Hamilton’s pubic works department is being scrutinized once again, after a superintendent allegedly used tax dollars to buy items for her personal home. And this isn’t the first time that department is in the news.
This is yet another blow for public works, which is already dealing with employee morale issues stemming from the mass firing of pothole patchers, who were videotaped wasting time on the job.
All but six of the workers eventually got their jobs back and an arbitrator criticized the city for a culture of low expectations.
Now with this latest set back people are asking where’s the accountability.
While Hamilton police take over the investigation of alleged fraudulent purchasing by a superintendent in Hamilton’s public works department, the city is left answering the question how can someone spend tax dollars on personal patio furniture?

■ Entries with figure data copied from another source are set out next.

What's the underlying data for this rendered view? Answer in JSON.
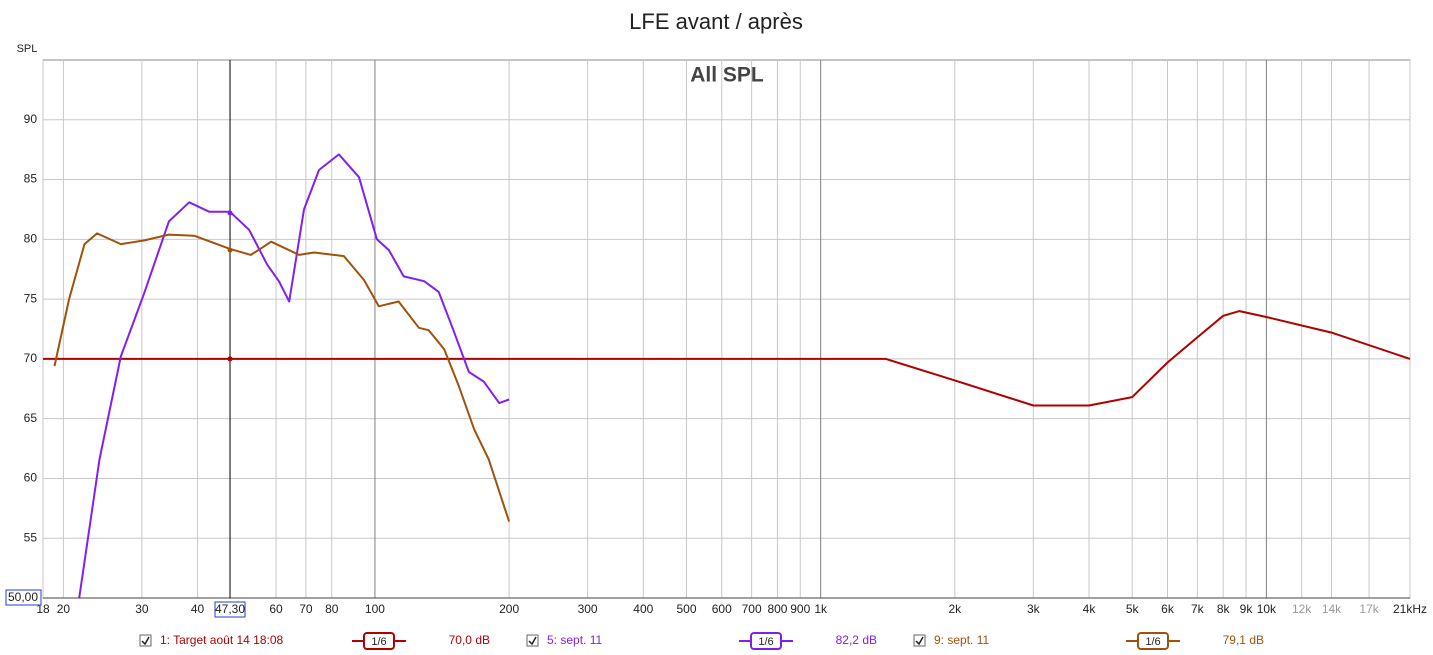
{
  "chart_data": {
    "type": "line",
    "title": "LFE avant / après",
    "subtitle": "All SPL",
    "y_label": "SPL",
    "x_scale": "log",
    "grid": true,
    "xlim": [
      18,
      21000
    ],
    "ylim": [
      50,
      95
    ],
    "yticks": [
      55,
      60,
      65,
      70,
      75,
      80,
      85,
      90
    ],
    "xticks": [
      18,
      20,
      30,
      40,
      60,
      70,
      80,
      100,
      200,
      300,
      400,
      500,
      600,
      700,
      800,
      900,
      {
        "value": 1000,
        "label": "1k"
      },
      {
        "value": 2000,
        "label": "2k"
      },
      {
        "value": 3000,
        "label": "3k"
      },
      {
        "value": 4000,
        "label": "4k"
      },
      {
        "value": 5000,
        "label": "5k"
      },
      {
        "value": 6000,
        "label": "6k"
      },
      {
        "value": 7000,
        "label": "7k"
      },
      {
        "value": 8000,
        "label": "8k"
      },
      {
        "value": 9000,
        "label": "9k"
      },
      {
        "value": 10000,
        "label": "10k"
      },
      {
        "value": 21000,
        "label": "21kHz"
      }
    ],
    "xticks_minor": [
      {
        "value": 12000,
        "label": "12k"
      },
      {
        "value": 14000,
        "label": "14k"
      },
      {
        "value": 17000,
        "label": "17k"
      }
    ],
    "cursor": {
      "x": {
        "value": 47.3,
        "label": "47,30"
      },
      "y": {
        "value": 50,
        "label": "50,00"
      }
    },
    "series": [
      {
        "name": "1: Target août 14 18:08",
        "color": "#b00000",
        "smoothing": "1/6",
        "cursor_value": 70,
        "cursor_value_label": "70,0 dB",
        "x": [
          18,
          1400,
          2000,
          3000,
          4000,
          5000,
          6000,
          7000,
          8000,
          8700,
          10000,
          14000,
          21000
        ],
        "values": [
          70,
          70,
          68.2,
          66.1,
          66.1,
          66.8,
          69.7,
          71.8,
          73.6,
          74,
          73.5,
          72.2,
          70
        ]
      },
      {
        "name": "5: sept. 11",
        "color": "#8020f0",
        "smoothing": "1/6",
        "cursor_value": 82.2,
        "cursor_value_label": "82,2 dB",
        "x": [
          21.7,
          24.1,
          26.9,
          30.3,
          34.5,
          38.3,
          42.5,
          47.3,
          52.2,
          57.3,
          60.9,
          64.2,
          69.3,
          74.9,
          83,
          92.1,
          101,
          107.5,
          116,
          129,
          139,
          150,
          162.5,
          175.5,
          190,
          200
        ],
        "values": [
          50,
          61.6,
          70.2,
          75.4,
          81.5,
          83.1,
          82.3,
          82.3,
          80.8,
          77.9,
          76.5,
          74.8,
          82.5,
          85.8,
          87.1,
          85.2,
          80,
          79.1,
          76.9,
          76.5,
          75.6,
          72.4,
          68.9,
          68.1,
          66.3,
          66.6
        ]
      },
      {
        "name": "9: sept. 11",
        "color": "#a0520a",
        "smoothing": "1/6",
        "cursor_value": 79.1,
        "cursor_value_label": "79,1 dB",
        "x": [
          19.1,
          20.6,
          22.3,
          23.8,
          26.9,
          30.3,
          34.5,
          39.3,
          47.3,
          52.7,
          58.5,
          67.6,
          73,
          85.2,
          94.5,
          102,
          113,
          125.5,
          132,
          143,
          154,
          167,
          180,
          200
        ],
        "values": [
          69.4,
          75,
          79.6,
          80.5,
          79.6,
          79.9,
          80.4,
          80.3,
          79.2,
          78.7,
          79.8,
          78.7,
          78.9,
          78.6,
          76.6,
          74.4,
          74.8,
          72.6,
          72.4,
          70.8,
          67.8,
          64.1,
          61.6,
          56.4
        ]
      }
    ]
  }
}
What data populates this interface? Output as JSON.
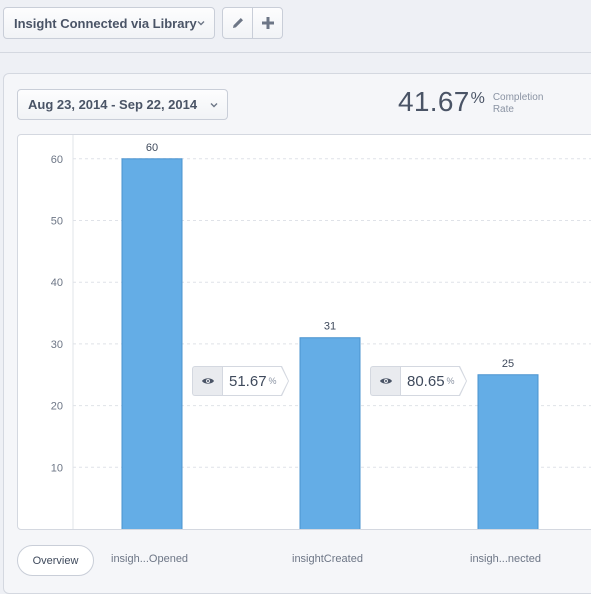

When a senior manager places an order under $10 000 they need to get one of their staffs signatures along with their own. But they don’t have to get another managers or councils approval to make that purchase.
“With a $1.5 billion corporation with tens of thousands of expenditures it would be too cumbersome to review each and every single expenditure.” says City Councillor Sam Merulla.
But Merulla says the city can still do more to stop this kind of behaviour.
“If one person has more than others when it comes to under $10 000e expenditures there should be a red flag.”
Larry Di Ianni is a former Hamilton Mayor.
“The system is responsible that it clearly articulates the need for good behaviour, promotes only those people who have that level of integrity and ethical standard and then it needs to monitor how they are doing.”
“We have aggressively pursued surveillance, investigations, audits to not only expose some of the past cultures that have existed but also to terminate them and move forward to a culture of the future.” says Merulla.
Public works is being reviewed with the possibility of splitting the large department. Merulla says the city is working to rebuild public trust in its leadership.
Mayor Fred Eisenberger would not comment on this matter because the topic was discussed in a closed door meeting at City Hall.